The event is expected to kick off right after Thanksgiving, extending through what was traditionally known as Black Friday, but which will now be known as “Black Liberation Friday.” “We’re not just looking for discounts; we’re looking for reparations,” the organizer quipped, while adjusting their newly acquired, untouched-by-corporate-greed Gucci sunglasses.
Local businesses, already on edge from the holiday shopping season, are bracing for impact. One store owner on Fifth Avenue, who wished to remain anonymous for fear of being the first looter, expressed mixed feelings. “On one hand, it’s terrible for business, but on the other, it might be the only way I can afford to retire early.”

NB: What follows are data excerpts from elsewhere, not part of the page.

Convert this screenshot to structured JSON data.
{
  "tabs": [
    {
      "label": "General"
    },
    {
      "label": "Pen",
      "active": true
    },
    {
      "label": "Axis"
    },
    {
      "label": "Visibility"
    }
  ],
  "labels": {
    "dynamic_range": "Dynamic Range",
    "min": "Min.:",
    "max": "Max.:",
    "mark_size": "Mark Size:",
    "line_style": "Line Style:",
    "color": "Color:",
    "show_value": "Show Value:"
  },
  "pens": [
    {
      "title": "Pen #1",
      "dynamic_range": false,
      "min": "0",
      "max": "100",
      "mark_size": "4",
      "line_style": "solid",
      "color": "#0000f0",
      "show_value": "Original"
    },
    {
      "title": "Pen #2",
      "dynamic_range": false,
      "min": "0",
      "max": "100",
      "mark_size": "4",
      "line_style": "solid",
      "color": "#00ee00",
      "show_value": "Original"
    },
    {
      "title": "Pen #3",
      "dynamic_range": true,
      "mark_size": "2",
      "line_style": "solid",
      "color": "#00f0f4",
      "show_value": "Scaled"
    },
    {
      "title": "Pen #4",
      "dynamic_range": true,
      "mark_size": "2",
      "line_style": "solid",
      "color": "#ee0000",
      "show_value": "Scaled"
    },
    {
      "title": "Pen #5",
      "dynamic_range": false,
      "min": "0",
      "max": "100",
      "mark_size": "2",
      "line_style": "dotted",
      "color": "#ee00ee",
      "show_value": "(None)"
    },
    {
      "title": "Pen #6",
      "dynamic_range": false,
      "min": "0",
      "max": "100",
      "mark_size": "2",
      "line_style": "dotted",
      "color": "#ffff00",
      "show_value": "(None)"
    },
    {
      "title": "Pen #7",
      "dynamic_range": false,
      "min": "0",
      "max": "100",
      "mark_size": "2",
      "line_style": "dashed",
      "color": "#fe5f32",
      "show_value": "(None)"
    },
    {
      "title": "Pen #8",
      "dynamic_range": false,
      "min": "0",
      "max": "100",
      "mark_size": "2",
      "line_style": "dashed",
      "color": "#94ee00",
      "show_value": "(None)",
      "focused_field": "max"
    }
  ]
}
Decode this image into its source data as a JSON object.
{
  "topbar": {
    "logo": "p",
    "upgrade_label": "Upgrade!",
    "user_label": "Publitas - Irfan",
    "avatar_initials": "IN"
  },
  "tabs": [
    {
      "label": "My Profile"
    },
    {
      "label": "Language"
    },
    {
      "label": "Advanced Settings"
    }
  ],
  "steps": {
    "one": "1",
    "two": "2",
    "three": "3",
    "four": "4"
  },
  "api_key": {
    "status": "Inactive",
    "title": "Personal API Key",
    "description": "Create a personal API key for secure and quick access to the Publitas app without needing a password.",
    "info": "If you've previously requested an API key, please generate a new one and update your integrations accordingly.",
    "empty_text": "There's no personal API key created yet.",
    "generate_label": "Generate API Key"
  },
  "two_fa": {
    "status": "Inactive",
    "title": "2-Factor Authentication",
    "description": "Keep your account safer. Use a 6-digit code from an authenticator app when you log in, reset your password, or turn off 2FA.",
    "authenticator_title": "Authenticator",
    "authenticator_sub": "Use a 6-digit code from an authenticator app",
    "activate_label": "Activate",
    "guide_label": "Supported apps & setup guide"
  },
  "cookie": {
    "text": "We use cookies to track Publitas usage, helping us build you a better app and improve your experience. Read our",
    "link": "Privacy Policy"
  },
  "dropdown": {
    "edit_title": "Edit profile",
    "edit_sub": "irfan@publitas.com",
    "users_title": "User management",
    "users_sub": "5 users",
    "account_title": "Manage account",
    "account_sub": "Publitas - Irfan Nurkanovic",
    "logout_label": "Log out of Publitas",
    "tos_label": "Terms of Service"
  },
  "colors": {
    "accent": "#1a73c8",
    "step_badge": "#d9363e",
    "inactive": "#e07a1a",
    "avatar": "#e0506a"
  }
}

The NYPD has responded by promising to distribute more riot gear than Thanksgiving turkeys this year, with Chief of Police stating, “We’re preparing for a shopping spree like no other. It’s like Black Friday, but with less patience and more bullhorns.”
Political commentators are divided. Some see this as a new form of protest, while others are just confused about how one can protest by getting a free flatscreen. “Is this activism or just really aggressive couponing?” asked one pundit.
In a surprising twist, several major corporations have decided to get in on the action by offering “Looting Discounts.” A leaked memo from a luxury brand suggested that if they “can’t beat them, they might as well join them,” promising a 20% discount on all items taken during the event, no receipt necessary.
Meanwhile, Daniel Penny, the man at the center of this storm, has reportedly decided to spend Black Friday in a bunker, watching the chaos unfold from the safety of his legally acquired, non-looted television.
As for the rest of us, we’re left to ponder if this is the future of activism or just the most audacious holiday shopping strategy ever conceived. Either way, one thing is clear: this Black Friday, the only thing more dangerous than the crowds will be the satire.